Partout du monde, chambellans, généraux, ministres, sénateurs… Des femmes, malgré l’heure matinale, circulaient parmi les groupes.

Mais Vidal chercha vainement une dame d’honneur, une chambrière qui le pussent renseigner. En ce jour, plus d’étiquette, plus de service organisé. On entrait chez Marie-Louise comme dans un moulin.

De guerre lasse le capitaine entraîna Espérat. Tous deux pénétrèrent chez l’Impératrice. Et soudain ils s’arrêtèrent saisis, pris en pleine âme par une apparition inattendue.

En face d’eux, une porte, mal fermée sans doute, avait tourné lentement sur ses gonds, permettant à leurs regards d’embrasser la chambre à coucher de Marie-Louise.

Et debout au milieu de la pièce, le roi de Rome emprisonné dans ses bras, les yeux rayonnants de tendresse, et ses joues pâles tremblotant d’émotion, Napoléon était debout vis-à-vis de la blonde impératrice, qui le regardait avec son sourire insignifiant de femme incapable de comprendre les sentiments de son interlocuteur.

Marc, Milhuitcent demeurèrent sans mouvement, les pieds lourds, comme cloués au sol.

Ils comprenaient, eux, que le hasard leur montrait, non pas le souverain, mais le père disant adieu à son fils.

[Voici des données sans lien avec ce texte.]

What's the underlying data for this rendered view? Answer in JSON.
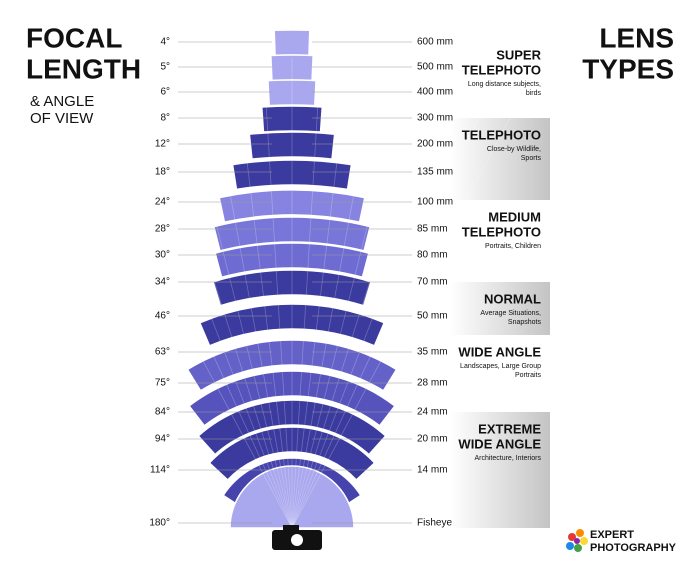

Et qu’eussent-ils ressenti si l’avenir, écartant les brumes qui le voilent, leur avait permis de se rendre compte que Napoléon pressait son enfant sur son cœur pour la dernière fois ; que sorti des Tuileries pour n’y plus rentrer, il ne reverrait jamais son fils, non plus que l’épouse légère et lâche qui abandonnerait platement le génie vaincu, plus encore, insulterait à sa défaite, et suprême injure, ferait du prince français, de ce bambin dont les veines contenaient du sang de l’Empereur, un pâle falot et débauché archiduc d’Autriche.

Sans doute, ils se fussent agenouillés dévotieusement, offrant leur existence au Très-Haut comme rançon de l’illustre victime qui allait lentement, déchirée, trahie, calomniée, commencer la dure ascension de son calvaire.